Оно-то, конечно, хорошо, и компания дружная на Усачевке, и подушку заработала, и монастырь рядом, и в храм тайком пробираюсь, и война кончается, но как подумаю об отце, так сердце схватывает. Уже брата потеряла, а отец? Всё надеемся, надеемся с мамой, а вдруг жив? Я даже запрос письменный подала, опять на это проклятое место, на Кузнецкий, 22, что рядом с Лубянкой. Хотя это для меня проклятое, а в начале 1930-х место благодетельное. Там Политический Красный Крест во главе с женой М. Горького Екатериной Павловной Пешковой многим помогал, в том числе и Лосевым, когда их арестовали и в лагеря отправили. Но это было давно, всё равно прикрыли, и теперь ни на чье милосердие не надейтесь. Уж как я была оглушена, разобрав только «смерть» из слов равнодушных гэпэушников (помнится у Пушкина: «из равнодушных уст я слышал смерти весть») [220], когда узнала о брате. А вдруг отец — тоже? Да, дрожь берет, когда держишь в руках повестку с вежливым приглашением явиться на Кузнецкий. Что делать? Пошла с трепетом, а оттуда, рыдая, мчалась по улицам, каким даже не помню. Смерть. Смерть. Умер. Умер, да еще какая ирония — 23 февраля (день Красной армии), да еще в сорок третьем году, уже два года минуло, а мы-то думали и ждали! Умер от воспаления легких, какая доверительная подробность, пусть помнят родственники. Лжецы проклятые! Убит он, расстрелян в подвалах Лубянки [221], мой добрый, умный, красивый отец, мой отец [222].
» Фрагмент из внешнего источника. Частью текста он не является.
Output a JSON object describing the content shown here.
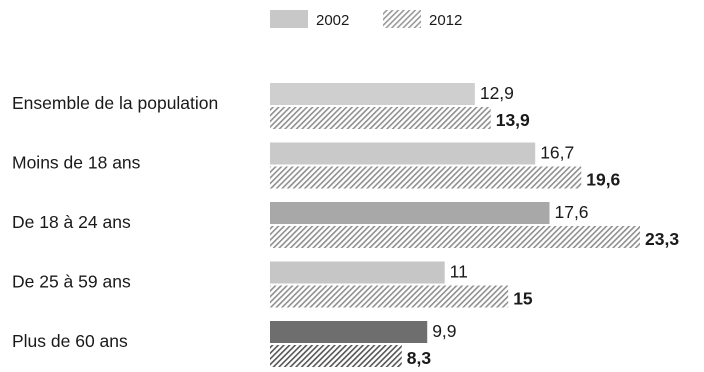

Меня утешили Лосевы. Только они и могли меня утешить. Почему? Почему именно они? Не потому ли, что были рядом со мной, а мама далеко, на Кавказе? Нет, совсем не поэтому. Да я и не искала утешения у мамы. Она не могла утешать и сама не искала утешения: она посылала проклятия в небеса на погубителей своего, вечно любимого ею Алибека. Лосевы утешили меня не просто сочувствием, как бывает у родственных по крови людей. Они утешили меня как близкие по духу, что сильнее всякой плоти. Утешили общей молитвой, взыскующей помощи у Господа.